Odermatt wins super-G at Copper Mountain as Kilde’s return leaves Shiffrin in tears | Skiing

Swiss ski star Marco Odermatt opened the World Cup super-G season with a Thanksgiving win at Copper Mountain on Thursday, while Alexander Amod Kilde brought fiancée Mikaela Shiffrin to tears in her comeback win after nearly two years away.

Odermatt has already won the inaugural giant slalom in Sölden in the Austrian Alps last month – an inauspicious start to the season by the world’s best male skier heading for the Milan Cortina Olympic Games in February.

The Colorado course is hosting a men’s World Cup race for just the second time since 1975–76, and it was the stage for another strong race by Odermatt, who still needed to make up time in the final section to overtake Vincent Kriechmayr and win by 0.08 seconds.

This denied Austria a clean sweep, with Raphael Hauser finishing 0.05 ahead in third and Stefan Babinski fourth.

Reigning overall champion Odermatt has won the Crystal Globe for the season-long title in Super-G for the past three years.

For much of that time, Kilday – the 2020 overall champion and winner of 21 World Cup races – has been on the sidelines due to the effects of injuries sustained in a horrific downhill crash in January 2024.

After nearly 700 days, Kilday was back racing — and it was all too much for America’s skiing great Shiffrin, who was in the crowd and crying as she crossed the line 1.25 seconds behind Odermatt.

Kilday, 33, finished 24th and was given a big hug by an emotional Shiffrin minutes after coming down the hill.
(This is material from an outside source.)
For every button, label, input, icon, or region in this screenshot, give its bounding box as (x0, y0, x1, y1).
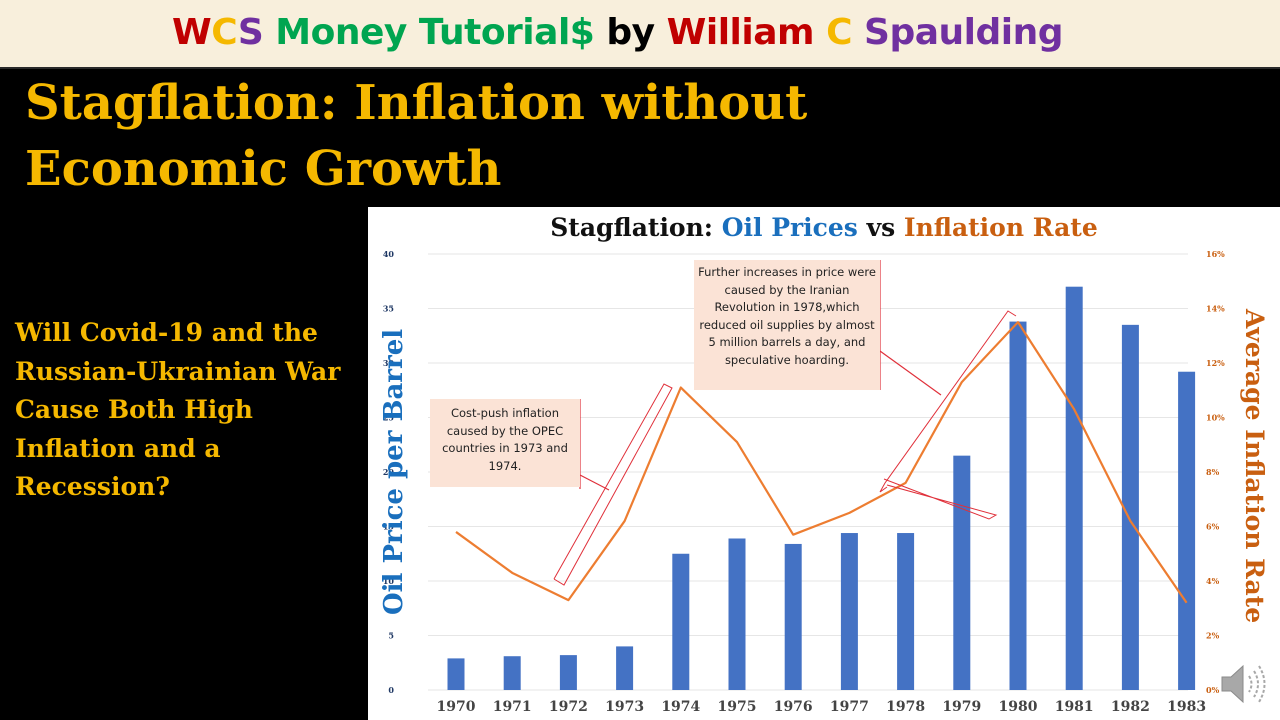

He later took a photo of Kilde with Odermatt, who was congratulating the Norwegian on his return to the competition.

Kilde had surgery for a serious cut and nerve damage to his right shin and two torn ligaments in his shoulder after a crash on the classic Lauberhorn downhill in Wengen. He has since said that his leg will never be the same and that he has limited mobility in his shoulder.

Given that background, it was an encouraging performance by Kilday on a course that is well known to most speed racers as it has been frequented as a training venue by all the top teams in recent years.

It was the first of nine super-Gs in the season interrupted by the Olympics. Beaver Creek in the United States is hosting a second race next month.

It was the 47th World Cup victory for Odermatt, and his 16th in super-G.

According to the International Ski and Snowboard Federation, it was Odermatt’s 26th podium finish in super-G, tying him with Norway’s Kjetil Jansrud for third on the men’s all-time list, behind Hermann Meier and Axel Lund Svindal.